Did I mention that even when you valiantly, bravely and successfully conquer the bread and sugary stuff aisle. You will encounter the chocolate right next to check out. I do not know if it’s me, but there is something about knowing I have decided not to eat sweets, that suddenly make them much more desirable. The devil is truly a liar! On any other day, I will pass the sweets and never feel the urge to buy. The minute I decide to abstain from them, then like forbidden sex it suddenly has supreme appeal and usually with equally disastrous results on the number I am watching!

So the numbers keeping rising and falling. They wax and wane with every new moon. They fall with a new diet and rise with that time of the month again when PMS comes knocking. They rise when you are angry, lonely or afraid. They rise when you are scared that you may never find someone who loves you for you, because then food embraces you in its ever present comfort. The numbers drop dramatically when you fall in love, because then  you fool your brain that love tastes better than dessert and usually it does.
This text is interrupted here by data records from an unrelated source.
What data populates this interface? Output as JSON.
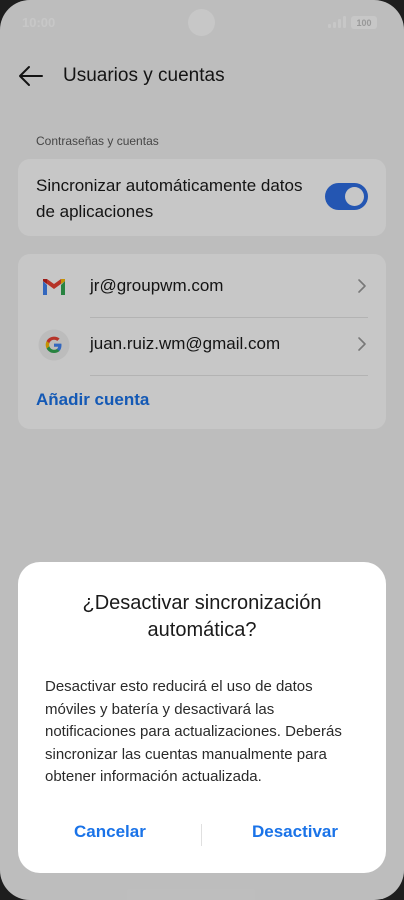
{
  "status": {
    "time": "10:00",
    "battery": "100"
  },
  "header": {
    "title": "Usuarios y cuentas"
  },
  "section": {
    "label": "Contraseñas y cuentas"
  },
  "sync": {
    "label": "Sincronizar automáticamente datos de aplicaciones",
    "enabled": true
  },
  "accounts": [
    {
      "email": "jr@groupwm.com",
      "icon": "gmail-icon"
    },
    {
      "email": "juan.ruiz.wm@gmail.com",
      "icon": "google-icon"
    }
  ],
  "add_account": "Añadir cuenta",
  "dialog": {
    "title": "¿Desactivar sincronización automática?",
    "body": "Desactivar esto reducirá el uso de datos móviles y batería y desactivará las notificaciones para actualizaciones. Deberás sincronizar las cuentas manualmente para obtener información actualizada.",
    "cancel": "Cancelar",
    "confirm": "Desactivar"
  },
  "colors": {
    "accent": "#1a73e8",
    "toggle": "#2f6fe4",
    "background": "#f3f3f3"
  }
}
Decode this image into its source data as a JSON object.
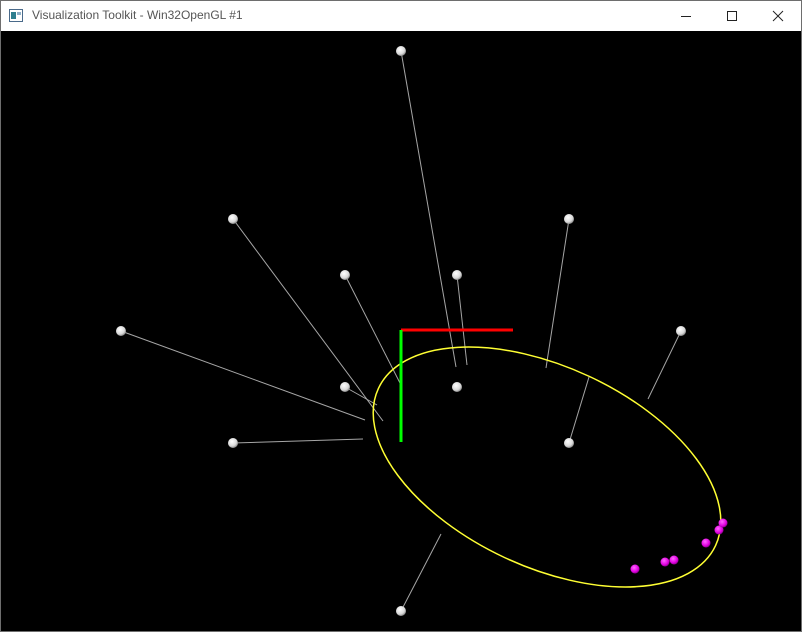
{
  "window": {
    "title": "Visualization Toolkit - Win32OpenGL #1",
    "icon": "vtk-window-icon",
    "controls": [
      "minimize-icon",
      "maximize-icon",
      "close-icon"
    ]
  },
  "scene": {
    "background": "#000000",
    "colors": {
      "spheres": "#ffffff",
      "connectors": "#a6a6a6",
      "ellipse": "#ffff33",
      "x_axis": "#ff0000",
      "y_axis": "#00ff00",
      "markers": "#ff00ff"
    }
  }
}
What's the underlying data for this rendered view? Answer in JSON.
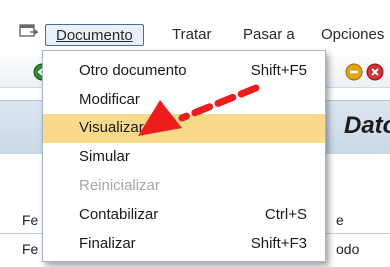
{
  "menubar": {
    "items": [
      {
        "label": "Documento"
      },
      {
        "label": "Tratar"
      },
      {
        "label": "Pasar a"
      },
      {
        "label": "Opciones"
      }
    ]
  },
  "dropdown": {
    "items": [
      {
        "label": "Otro documento",
        "shortcut": "Shift+F5"
      },
      {
        "label": "Modificar",
        "shortcut": ""
      },
      {
        "label": "Visualizar",
        "shortcut": "",
        "highlighted": true
      },
      {
        "label": "Simular",
        "shortcut": ""
      },
      {
        "label": "Reinicializar",
        "shortcut": "",
        "disabled": true
      },
      {
        "label": "Contabilizar",
        "shortcut": "Ctrl+S"
      },
      {
        "label": "Finalizar",
        "shortcut": "Shift+F3"
      }
    ]
  },
  "background": {
    "title": "Dato",
    "row1_left": "Fe",
    "row1_right": "e",
    "row2_left": "Fe",
    "row2_right": "odo"
  },
  "colors": {
    "highlight": "#f9d98a",
    "arrow": "#ee1c1c",
    "active_menu_border": "#4a6d9a"
  },
  "icons": [
    "menu-window-icon",
    "green-back-icon",
    "exit-icon",
    "cancel-icon"
  ]
}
The numbers fall when month after month of resolution keeps you going,  and you realise that what matters is not time but consistency. They slowly start changing when you push yourself beyond the point of certain death that happens to all runners at the one mile mark. (Another number to watch)  They fall forever into that space of contentment and self-love, when you look in the mirror and for the first time you tell yourself the truth. This truth that no matter what the number is today, you are a beautiful, phenomenal woman rocking her world, rocking a heart and taking her place fearlessly in the world to make a difference in a special unique way.

And finally the numbers plunge into that deep dark hole of nothingness in the short, dimpled arms of a loving child when they tuck their head on your breast, slip their arms around your waist and whisper sleepily…” I love you mummy. You smell so nice” and fall asleep safe, secure and whole in your embrace.

The number then, is just that a number. And in that fragile moment in time you know it is the least important number in the world.